Gerry Quinn gerry at bindweed.com
Thu Nov 10 07:37:28 PST 2011



From: Marc Aramini 
Sent: Thursday, November 10, 2011 3:02 PM
To: The Urth Mailing List 
Subject: Re: (urth) vanished people=Hieros
--- On Thu, 11/10/11, Marc Aramini <marcaramini at yahoo.com> wrote:

> Can the moon be an asteroid or not? No? 

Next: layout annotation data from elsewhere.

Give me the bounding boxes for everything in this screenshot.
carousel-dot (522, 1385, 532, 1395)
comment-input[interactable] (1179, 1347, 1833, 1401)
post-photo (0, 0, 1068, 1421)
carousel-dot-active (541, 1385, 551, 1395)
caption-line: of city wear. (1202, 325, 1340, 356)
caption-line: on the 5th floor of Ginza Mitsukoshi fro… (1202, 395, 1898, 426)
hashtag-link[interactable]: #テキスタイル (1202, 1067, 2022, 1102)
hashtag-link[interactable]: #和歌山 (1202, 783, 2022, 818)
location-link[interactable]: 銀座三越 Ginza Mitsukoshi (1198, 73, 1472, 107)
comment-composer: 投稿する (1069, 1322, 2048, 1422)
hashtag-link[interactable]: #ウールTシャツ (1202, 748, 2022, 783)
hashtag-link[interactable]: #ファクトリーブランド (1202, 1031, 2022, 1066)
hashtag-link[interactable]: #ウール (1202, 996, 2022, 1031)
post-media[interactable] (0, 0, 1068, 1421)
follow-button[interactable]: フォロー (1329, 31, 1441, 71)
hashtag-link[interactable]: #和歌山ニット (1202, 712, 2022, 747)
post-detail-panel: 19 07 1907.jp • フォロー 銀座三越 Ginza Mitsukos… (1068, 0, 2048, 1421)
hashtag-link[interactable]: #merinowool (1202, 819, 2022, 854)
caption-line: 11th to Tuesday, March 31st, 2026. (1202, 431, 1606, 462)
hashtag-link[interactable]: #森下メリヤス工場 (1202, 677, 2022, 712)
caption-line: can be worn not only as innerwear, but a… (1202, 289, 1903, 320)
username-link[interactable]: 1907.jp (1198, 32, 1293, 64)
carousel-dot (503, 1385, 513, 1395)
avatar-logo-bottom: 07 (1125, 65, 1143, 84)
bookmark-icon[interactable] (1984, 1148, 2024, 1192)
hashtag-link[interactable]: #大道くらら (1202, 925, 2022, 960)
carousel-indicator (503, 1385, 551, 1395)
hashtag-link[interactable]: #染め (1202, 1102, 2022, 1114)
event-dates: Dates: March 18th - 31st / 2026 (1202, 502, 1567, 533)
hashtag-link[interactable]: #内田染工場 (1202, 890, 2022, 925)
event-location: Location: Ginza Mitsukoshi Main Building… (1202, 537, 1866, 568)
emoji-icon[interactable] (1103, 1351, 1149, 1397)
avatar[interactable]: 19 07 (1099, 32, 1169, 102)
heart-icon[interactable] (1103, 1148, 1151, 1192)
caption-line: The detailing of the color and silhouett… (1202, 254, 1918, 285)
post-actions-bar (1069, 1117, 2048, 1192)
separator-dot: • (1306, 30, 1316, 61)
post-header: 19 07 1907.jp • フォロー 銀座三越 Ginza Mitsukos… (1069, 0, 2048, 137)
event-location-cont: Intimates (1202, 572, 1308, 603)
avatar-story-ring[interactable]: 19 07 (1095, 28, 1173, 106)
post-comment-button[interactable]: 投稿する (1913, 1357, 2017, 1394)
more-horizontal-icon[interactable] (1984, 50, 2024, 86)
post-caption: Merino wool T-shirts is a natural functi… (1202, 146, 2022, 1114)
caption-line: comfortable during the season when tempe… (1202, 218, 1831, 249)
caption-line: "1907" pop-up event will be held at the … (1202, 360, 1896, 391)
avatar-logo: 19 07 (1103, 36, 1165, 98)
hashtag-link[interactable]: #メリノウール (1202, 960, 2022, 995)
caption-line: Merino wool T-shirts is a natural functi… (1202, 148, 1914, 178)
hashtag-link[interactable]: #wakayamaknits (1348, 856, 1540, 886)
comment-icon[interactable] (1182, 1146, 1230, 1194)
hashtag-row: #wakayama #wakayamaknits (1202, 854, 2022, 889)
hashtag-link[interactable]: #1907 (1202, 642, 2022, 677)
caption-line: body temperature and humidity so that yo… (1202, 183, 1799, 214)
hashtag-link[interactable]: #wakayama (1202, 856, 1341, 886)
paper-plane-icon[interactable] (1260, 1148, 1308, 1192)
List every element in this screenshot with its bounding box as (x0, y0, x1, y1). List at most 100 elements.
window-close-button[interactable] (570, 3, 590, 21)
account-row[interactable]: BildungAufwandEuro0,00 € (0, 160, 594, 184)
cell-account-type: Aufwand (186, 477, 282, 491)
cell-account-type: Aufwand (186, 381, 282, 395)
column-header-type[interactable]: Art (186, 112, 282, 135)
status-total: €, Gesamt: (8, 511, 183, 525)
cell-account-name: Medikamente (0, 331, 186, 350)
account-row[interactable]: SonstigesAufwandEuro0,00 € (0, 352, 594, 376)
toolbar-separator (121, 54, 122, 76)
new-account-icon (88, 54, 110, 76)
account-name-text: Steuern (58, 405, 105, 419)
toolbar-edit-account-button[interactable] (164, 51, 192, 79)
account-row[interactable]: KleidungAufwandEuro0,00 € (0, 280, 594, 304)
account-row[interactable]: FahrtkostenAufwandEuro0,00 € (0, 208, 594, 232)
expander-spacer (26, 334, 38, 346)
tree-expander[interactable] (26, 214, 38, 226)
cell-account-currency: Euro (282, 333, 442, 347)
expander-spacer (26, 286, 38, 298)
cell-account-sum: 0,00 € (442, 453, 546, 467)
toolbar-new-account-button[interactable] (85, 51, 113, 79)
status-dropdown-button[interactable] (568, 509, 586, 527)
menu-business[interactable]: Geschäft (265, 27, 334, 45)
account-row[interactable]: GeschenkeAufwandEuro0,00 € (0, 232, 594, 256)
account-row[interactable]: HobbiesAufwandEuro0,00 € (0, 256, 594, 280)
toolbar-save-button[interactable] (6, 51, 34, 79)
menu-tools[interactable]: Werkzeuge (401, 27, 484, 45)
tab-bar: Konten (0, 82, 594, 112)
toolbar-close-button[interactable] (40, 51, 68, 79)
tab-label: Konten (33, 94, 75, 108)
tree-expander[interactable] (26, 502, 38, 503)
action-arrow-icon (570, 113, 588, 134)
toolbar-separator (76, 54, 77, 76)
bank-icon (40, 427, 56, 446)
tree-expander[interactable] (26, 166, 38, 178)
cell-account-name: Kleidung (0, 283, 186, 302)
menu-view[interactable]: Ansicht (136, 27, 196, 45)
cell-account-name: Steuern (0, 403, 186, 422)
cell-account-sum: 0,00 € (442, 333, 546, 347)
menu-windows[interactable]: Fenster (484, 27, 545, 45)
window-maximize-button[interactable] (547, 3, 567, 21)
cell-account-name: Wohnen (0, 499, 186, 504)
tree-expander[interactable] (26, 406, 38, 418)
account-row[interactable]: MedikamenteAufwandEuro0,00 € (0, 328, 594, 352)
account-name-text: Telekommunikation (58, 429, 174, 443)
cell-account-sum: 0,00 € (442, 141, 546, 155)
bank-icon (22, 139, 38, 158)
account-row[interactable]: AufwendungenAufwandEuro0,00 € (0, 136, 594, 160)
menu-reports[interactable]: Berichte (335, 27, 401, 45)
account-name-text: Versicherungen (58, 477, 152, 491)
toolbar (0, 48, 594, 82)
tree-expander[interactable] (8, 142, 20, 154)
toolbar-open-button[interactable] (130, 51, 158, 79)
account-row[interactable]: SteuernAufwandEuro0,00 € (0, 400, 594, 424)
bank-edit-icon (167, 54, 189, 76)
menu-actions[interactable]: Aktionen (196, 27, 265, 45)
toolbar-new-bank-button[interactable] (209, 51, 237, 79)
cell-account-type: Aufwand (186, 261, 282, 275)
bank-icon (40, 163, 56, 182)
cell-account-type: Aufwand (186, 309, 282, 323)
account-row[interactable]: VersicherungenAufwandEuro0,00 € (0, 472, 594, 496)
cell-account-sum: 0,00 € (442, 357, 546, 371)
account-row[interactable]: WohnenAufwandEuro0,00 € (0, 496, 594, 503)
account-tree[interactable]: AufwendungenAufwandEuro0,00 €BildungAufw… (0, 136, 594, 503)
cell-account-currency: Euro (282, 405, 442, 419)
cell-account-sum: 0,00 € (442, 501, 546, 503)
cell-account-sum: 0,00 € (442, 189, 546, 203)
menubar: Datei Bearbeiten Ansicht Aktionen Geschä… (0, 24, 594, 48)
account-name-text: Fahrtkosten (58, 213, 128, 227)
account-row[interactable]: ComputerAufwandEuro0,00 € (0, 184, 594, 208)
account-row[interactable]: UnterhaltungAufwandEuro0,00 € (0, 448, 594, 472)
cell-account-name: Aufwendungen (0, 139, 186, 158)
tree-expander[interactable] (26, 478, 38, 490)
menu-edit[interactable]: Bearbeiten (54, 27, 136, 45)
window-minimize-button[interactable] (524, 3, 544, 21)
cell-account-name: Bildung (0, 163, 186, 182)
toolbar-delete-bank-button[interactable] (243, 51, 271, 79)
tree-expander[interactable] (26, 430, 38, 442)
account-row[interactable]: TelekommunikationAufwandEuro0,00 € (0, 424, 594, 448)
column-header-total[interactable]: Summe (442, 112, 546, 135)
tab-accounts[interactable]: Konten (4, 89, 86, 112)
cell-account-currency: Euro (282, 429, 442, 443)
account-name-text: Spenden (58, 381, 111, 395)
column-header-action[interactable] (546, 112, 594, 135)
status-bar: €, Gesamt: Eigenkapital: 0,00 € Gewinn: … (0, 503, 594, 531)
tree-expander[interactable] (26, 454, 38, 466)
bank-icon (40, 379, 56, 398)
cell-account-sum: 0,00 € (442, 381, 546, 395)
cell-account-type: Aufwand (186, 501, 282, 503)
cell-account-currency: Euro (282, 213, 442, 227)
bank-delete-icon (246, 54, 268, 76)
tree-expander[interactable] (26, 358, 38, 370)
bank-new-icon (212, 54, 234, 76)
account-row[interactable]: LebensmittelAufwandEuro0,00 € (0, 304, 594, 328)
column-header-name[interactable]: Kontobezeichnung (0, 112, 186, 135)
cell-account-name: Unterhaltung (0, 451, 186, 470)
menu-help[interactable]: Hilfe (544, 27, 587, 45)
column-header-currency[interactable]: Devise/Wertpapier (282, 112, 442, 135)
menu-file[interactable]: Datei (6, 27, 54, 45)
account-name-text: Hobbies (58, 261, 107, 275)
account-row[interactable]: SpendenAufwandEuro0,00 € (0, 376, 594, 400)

I suppose it could be described as one, especially by someone who didn’t know where it originated.  The definition of ‘asteroid’ is a bit vague, but it’s generally thought of as a small body, too small to become a sphere due to its own gravitational force.
The largest asteroids are about 500 miles in diameter somewhat ellipsoidal – there are moves to categorise them as dwarf planets.  The Moon is over 2000 miles in diameter and spherical.  So it doesn’t really fit the picture if you expect an asteroid to be somewhat irregular in shape.
Also, the Moon’s gravity would render hollowing it out next to impossible.  And despite the Whorl being both large and of ill-defined size,  it is difficult to imagine that it could be as large as the Moon.
> > The passage of time makes it difficult to imagine that the
> > long sun whorl didn't go somehwere, unless it's not 300 but
> > 3000 years as the lost digit in Maytera's ruminations might
> > hint at - not enough information.  It seems to have
> > gone somewhere.

I’m guessing the intention is that it travelled for 300 years Whorl-time, but due to relativistic time dilation that was about 2000 years on Urth.  [A problem is that Sol seems to be visible, albeit dimly, in the skies of Blue, indicating a distance of less than a hundred light years.  Another is that if Typhon had that much energy at his disposal, solar dimming shouldn’t have troubled him.  But it’s in accordance with SF tropes, so I think we are probably intended to read it so rather than nit-pick the physics.  An alternative explanation is that the Whorl travelled at only a small fraction of light speed, in which case only 300 years passed on Urth also.]

> > I always saw it as an ark, too.

Well, a generation ship in SF *is* an ark.  But if the implication of ‘ark’ includes escape from a disaster, it doesn’t really work.  Typhon was surely at the height of his powers when he had it constructed.